It is always fascinating to look back on the early days of football and contrast how much the game has evolved throughout the years, often leading to some fascinating conclusions. And it is also quite interesting to see how many different clubs started their existences as it in some cases paved the way for what they would eventually become.
Although it may be a bit hard to believe, football was not always the worldwide phenomenon that it is today, with these millionaire contracts, amazing structures, clubs that are managed like giant companies, football players with a lot of specific and detailed preparations, etc. At some point, going back to the late 19th century, when the first official regulations were just emerging in England, football was much simpler.
In fact, by and large, football during those days was much more of a working man’s hobby and it wasn’t even a profession at the time, with most people just doing it for fun or health purposes. This is perhaps the biggest different to what we see today and one of the biggest reasons as to why the beautiful game has changed so much throughout the years.
The football clubs that are known as the biggest in the world nowadays did not exist back then or were just being born from the local companies that formed their teams to play with each other. Therefore, things that are currently only seen in amateur football were seen as football players did not charge to play and had other professional jobs.

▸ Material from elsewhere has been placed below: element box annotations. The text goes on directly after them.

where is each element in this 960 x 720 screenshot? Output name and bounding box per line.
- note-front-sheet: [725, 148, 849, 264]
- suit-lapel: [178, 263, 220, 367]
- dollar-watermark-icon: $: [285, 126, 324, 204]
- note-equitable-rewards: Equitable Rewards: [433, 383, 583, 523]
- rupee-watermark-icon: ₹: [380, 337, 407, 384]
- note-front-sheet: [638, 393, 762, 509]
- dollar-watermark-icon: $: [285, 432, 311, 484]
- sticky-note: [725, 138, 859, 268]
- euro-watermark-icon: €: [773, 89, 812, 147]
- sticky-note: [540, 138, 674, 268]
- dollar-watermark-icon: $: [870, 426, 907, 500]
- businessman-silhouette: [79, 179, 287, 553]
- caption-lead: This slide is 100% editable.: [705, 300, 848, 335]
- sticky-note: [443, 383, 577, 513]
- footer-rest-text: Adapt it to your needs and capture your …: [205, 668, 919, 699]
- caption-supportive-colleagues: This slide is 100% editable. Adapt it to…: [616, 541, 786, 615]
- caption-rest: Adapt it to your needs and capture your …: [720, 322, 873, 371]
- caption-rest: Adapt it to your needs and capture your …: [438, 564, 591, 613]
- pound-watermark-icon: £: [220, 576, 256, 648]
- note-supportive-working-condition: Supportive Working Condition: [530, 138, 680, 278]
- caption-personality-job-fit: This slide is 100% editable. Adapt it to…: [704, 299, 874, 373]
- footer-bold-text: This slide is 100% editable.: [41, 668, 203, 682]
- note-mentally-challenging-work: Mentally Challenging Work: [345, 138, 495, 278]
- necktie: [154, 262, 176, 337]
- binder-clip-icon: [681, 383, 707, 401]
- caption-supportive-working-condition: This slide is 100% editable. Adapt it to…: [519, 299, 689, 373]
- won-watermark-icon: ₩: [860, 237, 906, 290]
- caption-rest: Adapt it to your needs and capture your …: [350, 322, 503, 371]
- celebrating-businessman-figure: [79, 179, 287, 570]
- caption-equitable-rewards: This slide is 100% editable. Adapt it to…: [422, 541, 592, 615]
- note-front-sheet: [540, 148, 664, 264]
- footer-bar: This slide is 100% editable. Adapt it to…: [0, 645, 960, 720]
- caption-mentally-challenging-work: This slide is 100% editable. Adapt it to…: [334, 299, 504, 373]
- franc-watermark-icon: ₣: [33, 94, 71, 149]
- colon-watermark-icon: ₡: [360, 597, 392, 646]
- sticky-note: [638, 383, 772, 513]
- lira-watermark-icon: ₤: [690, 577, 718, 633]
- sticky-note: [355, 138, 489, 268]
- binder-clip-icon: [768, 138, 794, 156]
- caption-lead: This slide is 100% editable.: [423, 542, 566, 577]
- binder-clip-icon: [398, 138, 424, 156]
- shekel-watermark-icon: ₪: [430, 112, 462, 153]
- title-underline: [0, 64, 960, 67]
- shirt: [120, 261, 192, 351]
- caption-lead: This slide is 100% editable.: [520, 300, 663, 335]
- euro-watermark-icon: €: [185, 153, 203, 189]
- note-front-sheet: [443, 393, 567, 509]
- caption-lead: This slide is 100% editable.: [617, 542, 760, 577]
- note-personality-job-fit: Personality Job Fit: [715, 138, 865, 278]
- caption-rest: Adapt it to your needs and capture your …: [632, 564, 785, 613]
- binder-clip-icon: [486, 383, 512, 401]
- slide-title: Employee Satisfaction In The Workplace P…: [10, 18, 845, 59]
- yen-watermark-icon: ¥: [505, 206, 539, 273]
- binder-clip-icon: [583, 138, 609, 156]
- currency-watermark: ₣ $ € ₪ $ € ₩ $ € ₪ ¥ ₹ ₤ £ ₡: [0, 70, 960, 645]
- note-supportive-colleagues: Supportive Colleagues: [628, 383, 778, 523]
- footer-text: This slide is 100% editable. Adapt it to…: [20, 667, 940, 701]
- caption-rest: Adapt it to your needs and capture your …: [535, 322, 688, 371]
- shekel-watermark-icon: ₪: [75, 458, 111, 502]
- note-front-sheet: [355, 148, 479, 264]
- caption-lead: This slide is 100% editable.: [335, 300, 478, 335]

That was the reality of football at that time.
In that particular context, West Bromwich Albion was born, which at that time (1878) was called West Bromwich Strollers and was formed by the company Salter’s Spring Works, a local business that produced different types of scales, so that its players had entertainment that would distract them from their labors. West Brom would be in 1888 one of the founders of the Football League, the first organized association football league in the world and naturally the first one in English football.
West Brom is one of most traditional football clubs in England and while they don’t have the biggest amount of trophies compared to the likes of Manchester United or Liverpool, they go all the way back to the early beginnings of English football as a professional sport.
Louis Ford, an English businessman born in 1845 in the city of West Brom, was a man who was closely related to the creation of the Football League. As an interesting fact, prior to the creation of the league, Ford was a football referee, as were most of the members of the committee that created the Football League.
In 1887, he would join West Brom as an honorary financial secretary since he did not receive a salary for such work. By 1890, he would take over the team as manager and become the first paid manager in the then-short history of the Baggies, earning £50 a year. Here are some of the notorious differences that existed at that time with today’s football in terms of finances and how the process of selecting and hiring a manager was done.
Under Ford’s leadership, West Brom would win their second FA Cup in 1892, after the one achieved in 1888. In the final they faced Aston Villa who would be no match for the Baggies who won 3-0. This would be a new episode of what would end up being a local rivalry in English football due to the geographical proximity between the two clubs and for a couple of important victories that Villa had over West Brom in previous FA Cup finals.
As you can see, this is how some of the classic rivalries in football started to appear and how the culture of these clubs was starting to develop, sometimes being kept alive even to this very day. It is one of the most fascinating aspects of doing research about a club’s history–you develop a greater understanding of why things happened the way they did and how it influences a football club’s present.
But focusing on West Brom and their results under Ford’s tenure, it is also worth pointing out that, at that time, the FA Cup was the most important competition in football (also the first official competition in the history of the sport) and during the late 1880s and early 1890s, the Albion club had reached four finals, managing to be champions twice, so they were considered one of the best clubs in the United Kingdom by the end of the 19th century.
Louis Ford would leave his position as West Brom’s football manager in 1892, although he would later return to the club as a kind of Football Director in 1896, which is was something quite unique at that particular time and it shows the kind of club West Brom where.
In parallel to his responsibilities as manager of West Brom, Ford also served as FA councilor between 1890 and 1893. Then, in 1894, he would assume as vice president of the federation until 1897, thanks to his role as one of the main promoters of the Football League. Afterwards, he would take the position of secretary at Walsall FC and at Leicester Fosse.
His time at Leicester would be interrupted and seriously affected by the start of World War I due to the fact that football stopped being a priority for the British and it began to promote that young people go to the battlefield instead of the football pitch.
Overall, Louis Ford was one of the first significant football managers in England in the 19th century and he would prove to be instrumental in the growth and development of not only the sport in British nation, but also on how much West Brom improved under his tutelage, showcasing the role that football managers were going to have in the foreseeable future, which is something that is worth taking into account.